倒すことで二人の愛を確かめ合って、そのまま結ばれるというものだったはずだ。
「俺の知ってる限りじゃ、誰の好感度も上がっていないような状況で起こるような出来事ではないよな」
なんでとか、悩んでいてもこの世界は動くことはない。
「行動するのみかよ……」
俺はため息をつきながらも、エロティックタワーに向けて歩く。
だけど、そこで思う。
何もしなければ、時間も環境も何も動くことはない。
これはゲームの世界だからだ。
実際に現実であれば、何もしなくても時間も環境も周りが動けば勝手に変わる。
このゲームにどこか言われているようだ。
何があっても世界を動かすのは俺だと、行動しないと変わることはないのだと……
「ああ……くそ……エロゲーにそんな深い意味はないっていうのにな……」
いざゲームの世界に入ることになってしまえば、感じ方が違うなんてことになるとは思ってもみなかった。
「何をしんみりとしているんだ俺は……」
さっさと行こう。
俺はさっさとエロティックタワーに向かった。
「今更だけど、おかしいよな」
エロティックタワーの前についた俺は思わずそう言葉にする。
今更と口にしたのは、エロティックタワーのことだ。
エロティックタワー。
名前の通り、このゲームにおけるメインとされる場所であり、この場所でモンスターと戦ったりすることで愛が芽生えてくるというものだ。
そんなエロティックタワーの入口は、何か見えない壁のようなものがある。
これが選別の壁と呼ばれ、エロティックタワーに入れる存在。
体験しているか、いないかを感知してくれるものになっている。
どういうシステムで作られているのか、というようなことは考えてはいけない。
ここに関しては、ゲームの中に存在している、俺たちがわからない何かによってそうなっていると考えていればいい。
このエロティックタワーには他にも変わったところがある。
それは、エロティックタワー内についてだ。
理屈はわかることはないが、俺たちがどれほどの攻撃をしても、モンスターがどれだけの攻撃をしても壊れることがない。
確かに、ゲームであれば普通ではと思うかもしれないが、そもそもゲームの時は壁に向かっていき攻撃するなどということができなかった。
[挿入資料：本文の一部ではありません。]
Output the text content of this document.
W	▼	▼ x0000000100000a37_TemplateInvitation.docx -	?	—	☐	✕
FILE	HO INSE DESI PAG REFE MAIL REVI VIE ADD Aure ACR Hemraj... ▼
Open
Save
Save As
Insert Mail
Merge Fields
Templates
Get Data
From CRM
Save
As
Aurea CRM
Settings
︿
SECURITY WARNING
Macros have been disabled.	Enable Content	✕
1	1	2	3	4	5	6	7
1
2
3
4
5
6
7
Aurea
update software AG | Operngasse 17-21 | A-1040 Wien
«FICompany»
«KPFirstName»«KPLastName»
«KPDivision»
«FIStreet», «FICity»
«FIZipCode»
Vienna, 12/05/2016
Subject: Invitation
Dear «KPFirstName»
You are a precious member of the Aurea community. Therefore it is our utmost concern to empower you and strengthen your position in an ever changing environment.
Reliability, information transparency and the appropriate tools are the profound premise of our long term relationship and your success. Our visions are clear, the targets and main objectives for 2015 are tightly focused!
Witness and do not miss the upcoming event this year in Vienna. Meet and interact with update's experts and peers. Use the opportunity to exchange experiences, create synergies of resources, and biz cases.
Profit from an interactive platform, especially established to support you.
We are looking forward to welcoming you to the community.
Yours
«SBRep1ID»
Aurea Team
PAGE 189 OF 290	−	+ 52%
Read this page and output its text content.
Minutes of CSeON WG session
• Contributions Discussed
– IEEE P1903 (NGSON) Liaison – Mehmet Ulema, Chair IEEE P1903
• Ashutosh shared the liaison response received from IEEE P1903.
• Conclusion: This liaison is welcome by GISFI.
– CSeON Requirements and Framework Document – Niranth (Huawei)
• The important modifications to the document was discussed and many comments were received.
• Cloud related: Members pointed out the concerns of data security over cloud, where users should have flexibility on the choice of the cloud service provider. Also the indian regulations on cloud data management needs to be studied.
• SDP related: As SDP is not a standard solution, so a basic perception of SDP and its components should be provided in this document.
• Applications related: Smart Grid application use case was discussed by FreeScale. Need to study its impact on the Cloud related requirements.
それが、ゲーム世界へとやってきてできるようになった。
というのに、壁を殴ったところで壊れるようなことは絶対になかった。
まあ、そういうものなんかじゃないのか?
俺もそう思っていたが、そのせいでよくないことというのはすでに起こっていた。
昨日のエロティックタワー内を探索していたときもそうだった。
階を上がったときにそこにモンスターが溜まっていたことがあったのだ。
まるで待ち伏せだった。
で、今回もそれが起こる可能性が高いと思っている。
「どっちにしても、入ってから後悔をするか」
俺はエロティックタワーへと入っていった。
「ぼ……こら……か」(坊ちゃま、来られましたか)
「ナオ、どういう状況なんだ?」
「わか……ん」(わかりません)
案の定というべきか、始まるのは倍速の言葉。
言葉が倍速になっているだけで、何かイベントが発生したのだと理解する。
ここにいるのは、昨日と同じ面子だ。
装備を変更しているのは、俺とリーヤを含めてナオの三人。
他の三人に関しては見たままだ。
チカだけは銃になるので、弾丸は補充していることを考えると実質二人なのかもしれないが……
「何があったのか、確認しに行こう」
「はい」「や!」「ええ」「ん」「おう」
五人の返事を聞きながら、俺たちはエロティックタワーを進むことになった。